How do you hope that this work and the collaborative efforts involved can influence other projects?
 

Infectious diseases and health threats do not respect borders; they move with people, and the rise of antimicrobial resistance only compounds the challenge. TB might currently affect people primarily in low- and middle-income countries, but it’s still a global issue. We’ve already seen recent examples of TB cases emerging in countries like the US.

Pharmaceutical companies can play a leading role in addressing global health challenges. Big pharma has a wealth of expertise, infrastructure, and talent. This vaccine is a strong example of what can be achieved through collaboration, and there’s a real opportunity for companies to do more, whether it’s through product development, sharing technologies, or supporting access initiatives. The partnership between GSK, Gates MRI, the Gates Foundation, and Wellcome is a model that others can follow.
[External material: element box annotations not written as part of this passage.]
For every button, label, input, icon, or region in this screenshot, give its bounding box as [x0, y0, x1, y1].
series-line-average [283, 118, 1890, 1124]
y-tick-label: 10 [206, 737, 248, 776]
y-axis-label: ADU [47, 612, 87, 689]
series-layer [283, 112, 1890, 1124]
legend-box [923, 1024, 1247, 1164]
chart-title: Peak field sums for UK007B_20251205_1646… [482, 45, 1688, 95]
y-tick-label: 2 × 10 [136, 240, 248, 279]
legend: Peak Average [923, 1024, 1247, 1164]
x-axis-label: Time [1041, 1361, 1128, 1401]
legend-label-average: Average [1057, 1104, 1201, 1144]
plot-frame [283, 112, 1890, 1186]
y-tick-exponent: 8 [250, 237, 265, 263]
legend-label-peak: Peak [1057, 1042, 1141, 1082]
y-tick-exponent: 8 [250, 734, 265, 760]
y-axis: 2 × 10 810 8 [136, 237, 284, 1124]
Ultimately, the message is simple: collaboration works. If more organizations come together with a shared purpose, we can make a real difference in tackling diseases that continue to cause so much harm around the world.

Final comments?

This study is a massive undertaking, and it would not be possible without the dedication and collaboration of many. I’d like to express my sincere thanks to my colleagues at Gates MRI; the trial participants and their families; the Principal Investigators and site staff; our contract research organizations and vendors; the Independent Data and Safety Monitoring Board; the Community Advisory Boards; the Scientific Advisory Boards; Ethics Committees; Health Authorities; and our funders. I am especially grateful to the Gates Foundation and Wellcome for their critical funding support.

And of course, I want to acknowledge GSK, not just for developing this vaccine over many years, but for continuing to collaborate with us closely throughout this next phase.

For me personally, this project is very close to my heart. I spent about a decade at Novartis and GSK, and I’ve brought that experience to Gates MRI to focus on diseases that disproportionately affect underserved populations and present significant challenges to global health. It’s an exciting time. This project means a lot to me, not only because of its scientific importance, but because of its potential to make a difference in the lives of millions.

I’m hopeful that the vaccine will prove effective, that it will be licensed, and that it will be used across the globe.